We are going to focus on the BIN__ThomasAM__species.csv dataset only this time since chopin2 tool produced a classification model with a better accuracy compared to that of the model built over the RA__ThomasAM__species.csv dataset.

The tool will end up creating a summary file in your history (click on the galaxy-eye (eye) icon to check its content). It contains a line for each step of the backward variable elimination method. Every line corresponds to a classification model. Please note that the last column reports the features excluded in each step.

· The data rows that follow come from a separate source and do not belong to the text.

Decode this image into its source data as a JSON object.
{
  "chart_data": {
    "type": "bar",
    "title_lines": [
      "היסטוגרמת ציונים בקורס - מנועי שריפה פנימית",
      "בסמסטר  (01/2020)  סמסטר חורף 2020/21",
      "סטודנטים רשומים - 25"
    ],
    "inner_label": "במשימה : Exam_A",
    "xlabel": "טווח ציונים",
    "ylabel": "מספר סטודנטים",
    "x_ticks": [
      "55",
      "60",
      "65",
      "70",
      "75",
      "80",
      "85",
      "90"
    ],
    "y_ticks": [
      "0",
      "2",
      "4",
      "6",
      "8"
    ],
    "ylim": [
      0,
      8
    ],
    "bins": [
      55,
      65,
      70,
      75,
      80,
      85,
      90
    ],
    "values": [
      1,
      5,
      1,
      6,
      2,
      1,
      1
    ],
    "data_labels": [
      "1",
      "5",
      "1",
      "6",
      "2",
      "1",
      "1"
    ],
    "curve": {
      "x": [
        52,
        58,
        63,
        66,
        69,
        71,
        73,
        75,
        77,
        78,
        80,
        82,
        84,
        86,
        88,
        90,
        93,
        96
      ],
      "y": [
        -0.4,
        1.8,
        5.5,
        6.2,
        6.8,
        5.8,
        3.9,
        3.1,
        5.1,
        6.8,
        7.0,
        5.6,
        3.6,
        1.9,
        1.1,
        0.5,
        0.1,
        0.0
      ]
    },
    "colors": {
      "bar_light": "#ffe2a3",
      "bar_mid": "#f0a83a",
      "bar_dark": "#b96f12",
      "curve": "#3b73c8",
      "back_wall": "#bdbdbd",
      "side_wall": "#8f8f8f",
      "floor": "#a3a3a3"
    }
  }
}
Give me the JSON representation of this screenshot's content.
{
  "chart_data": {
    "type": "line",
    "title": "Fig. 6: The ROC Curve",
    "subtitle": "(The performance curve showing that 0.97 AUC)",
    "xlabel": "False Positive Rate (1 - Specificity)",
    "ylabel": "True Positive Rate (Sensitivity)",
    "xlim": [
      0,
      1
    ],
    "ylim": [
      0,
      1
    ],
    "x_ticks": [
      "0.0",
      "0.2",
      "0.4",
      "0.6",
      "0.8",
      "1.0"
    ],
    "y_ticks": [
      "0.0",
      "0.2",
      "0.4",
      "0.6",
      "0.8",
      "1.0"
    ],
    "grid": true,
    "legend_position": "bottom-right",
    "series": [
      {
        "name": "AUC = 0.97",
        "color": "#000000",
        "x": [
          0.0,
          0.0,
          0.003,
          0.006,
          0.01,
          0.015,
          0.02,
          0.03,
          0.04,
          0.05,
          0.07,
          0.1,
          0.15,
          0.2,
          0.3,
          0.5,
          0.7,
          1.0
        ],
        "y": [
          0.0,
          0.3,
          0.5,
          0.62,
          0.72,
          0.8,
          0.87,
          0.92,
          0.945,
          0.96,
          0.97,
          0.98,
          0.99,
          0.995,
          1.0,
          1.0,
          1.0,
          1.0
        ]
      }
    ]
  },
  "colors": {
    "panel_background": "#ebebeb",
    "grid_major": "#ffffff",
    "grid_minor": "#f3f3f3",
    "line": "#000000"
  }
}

A selection file will also appear in your history with the list of best features selected by chopin2 tool (you can also inspect this file by clicking on the galaxy-eye (eye) icon). Some of them are well known to be actually linked in someway to the genesis and development of CRC as a simple search on the Disbiome (Janssens et al. 2018) database can confirm. However, these features have been selected because they all contribute to define the best accuracy according to the classification model and the feature selection technique implemented in chopin2 tool, and they do not necessarily have a biological relevance. Thus, this is not enough for identifying true possible biomarkers for CRC, and further statistical analyses must be performed to validate and support these findings.

Question

Look at the list of microbial species (features) selected by chopin2 tool reported in the selection file. Can you recognize any microbial species known to be linked in some way to the genesis and development of colorectal cancer?

Clostridium symbiosum, Gemella morbillorum, and Parvimonas micra, among the other selected species, are well known CRC-enriched bacteria. These species have all been proposed as biomarkers for an early detection of the disease (Xie et al. 2017 Yao et al. 2021 Zhao et al. 2022).

chopin2 tool is the first tool that implements a feature selection method based on the hyperdimensional computing paradigm.